Cabe preguntarse si merece la pena esta aproximación al impacto de la FC, cuando existen tantos interrogantes sobre posibles factores que pueden interactuar o confundir la relación en estudio. Nuestra respuesta es positiva porque entendemos que estamos haciendo un abordaje ecológico de la medida de la efectividad de la FC.
En anteriores aproximaciones a este problema desde una perspectiva individual no encontramos asociación entre la participación en una actividad de FC para mejorar habilidades instrumentales y la realización de dichas actividades en cada unidad asistencial. Sin embargo en el caso concreto del servicio 317, que requiere de las habilidades que se estudiaron en el citado trabajo, se encuentra una asociación de la cobertura con la FC, no significativa posiblemente por falta de potencia estadística, ya que sólo se ha medido cobertura los tres últimos años.
Estos resultados no son incompatibles. En el estudio sobre la actividad de las unidades asistenciales constatamos cierta influencia del perfil profesional en la realización de técnicas concretas. La cultura organizacional definida como el modelo de presunciones básicas que hayan influido lo suficiente para ser consideradas válidas y, en consecuencia, son enseñadas a los nuevos miembros como el modo correcto de percibir, pensar y sentir los problemas, tiene un peso importante en la actividad que lleva a cabo una Institución. Creemos que, al igual que la FC va modificando en alguna manera el perfil profesional de los individuos, un PF debe tener capacidad de influir sobre la cultura organizacional, y por tanto modificar en el sentido deseado la actividad que se realiza.

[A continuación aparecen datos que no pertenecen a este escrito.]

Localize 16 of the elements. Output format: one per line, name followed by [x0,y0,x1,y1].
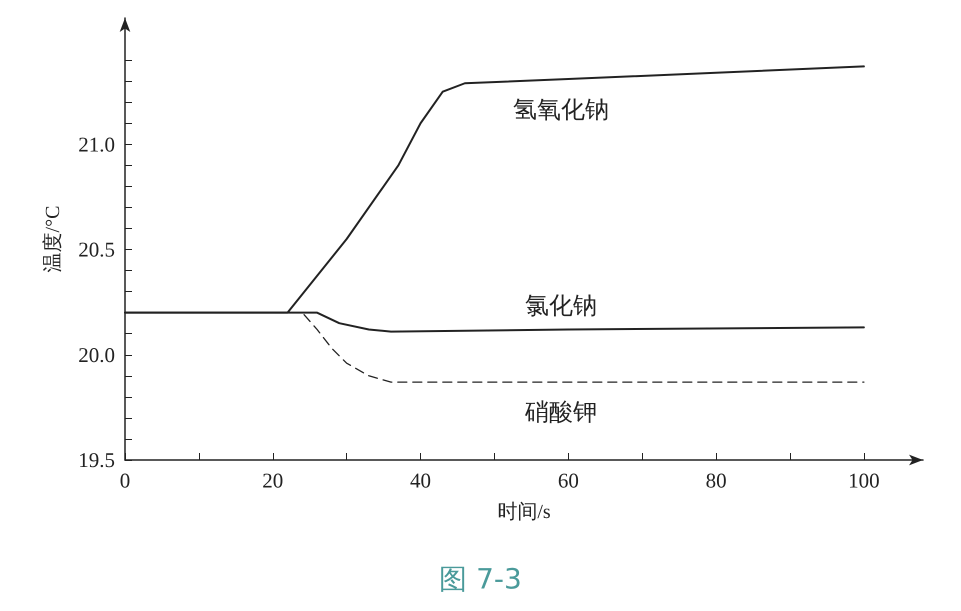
y-axis-title: 温度/°C [42,206,64,272]
y-tick-label: 19.5 [78,448,115,472]
caption: 图 7-3 [439,562,522,596]
x-tick-label: 0 [120,468,130,492]
y-tick-label: 20.5 [78,238,115,262]
series-label: 氢氧化钠 [512,95,609,124]
series-label: 硝酸钾 [524,398,597,426]
y-tick-label: 21.0 [78,132,115,156]
x-tick-label: 80 [706,468,727,492]
x-axis-title: 时间/s [497,501,551,523]
y-tick-label: 20.0 [78,342,115,367]
x-tick-label: 60 [558,468,579,492]
x-tick-label: 40 [410,468,432,492]
x-tick-label: 100 [848,468,880,492]
series-label: 氯化钠 [524,292,597,320]
x-tick-label: 20 [262,468,284,492]
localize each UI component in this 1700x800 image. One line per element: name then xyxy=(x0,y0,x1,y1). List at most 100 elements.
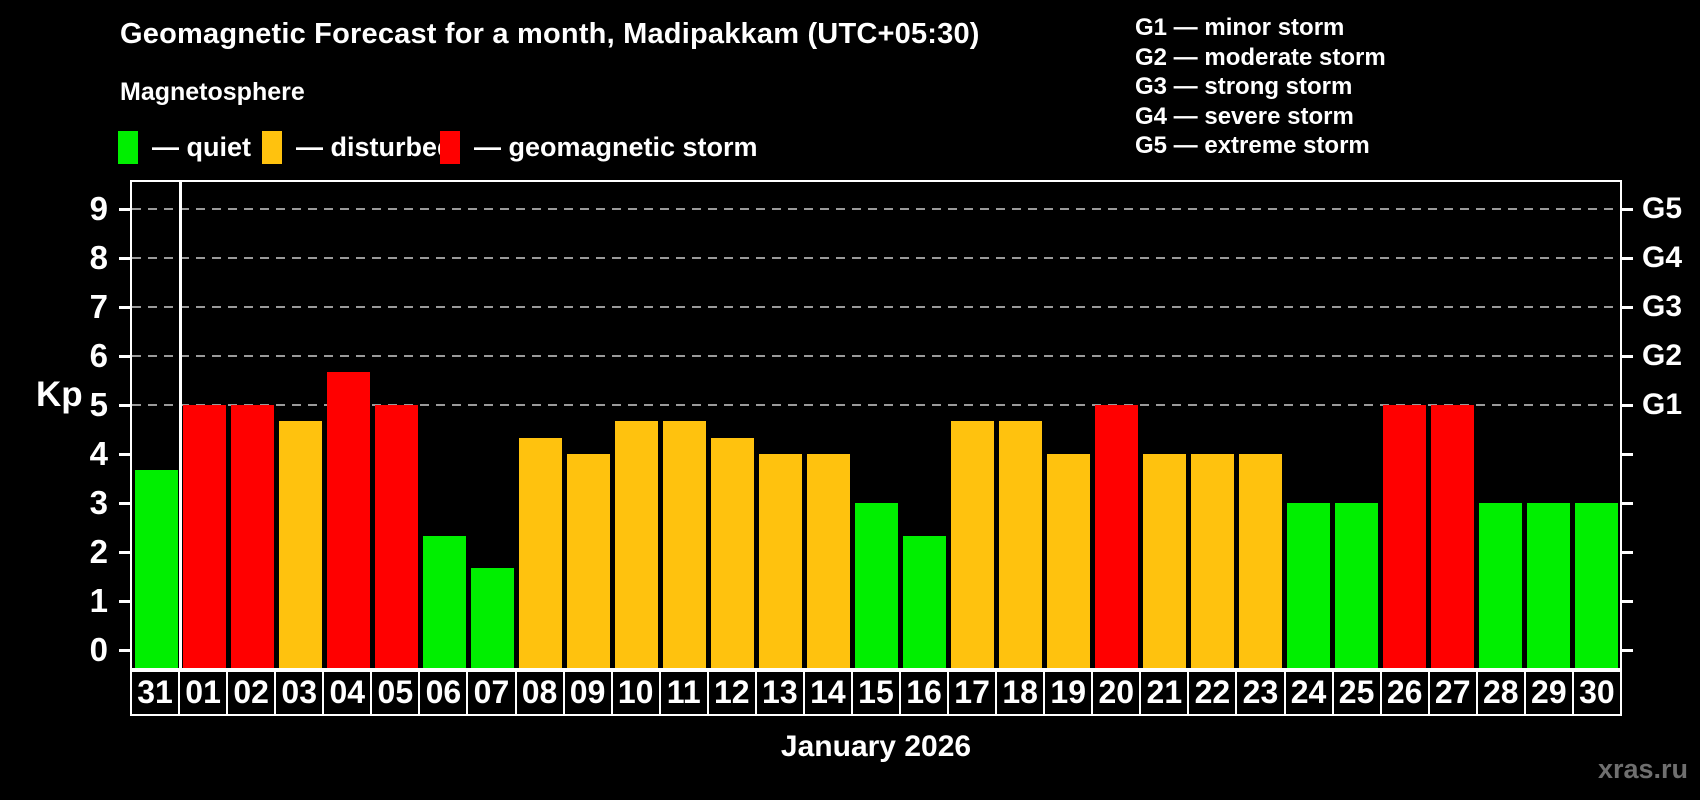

En definitiva, el PF presentado parece haber cubierto las expectativas de la población diana, lo que permite estudiar su impacto sobre el quehacer de los profesionales. La formación recibida en determinadas áreas se asocia con una mayor actividad de los profesionales en éstas, aunque no es posible aislar el efecto del PF de otras iniciativas de mejora de la organización, y será necesario hacer un seguimiento a más largo plazo si se quiere evaluar con mayor rigor metodológico la asociación de estas medidas que presentan una clara tendencia temporal.
Agradecimientos
A Mercedes Martínez Marcos, técnico de la Unidad de Formación e Investigación por su contribución decisiva a la elaboración del Plan de Formación y al resto de profesionales que trabajaron previamente en esta Unidad sin cuya aportación nunca habría sido posible el Plan de Formación.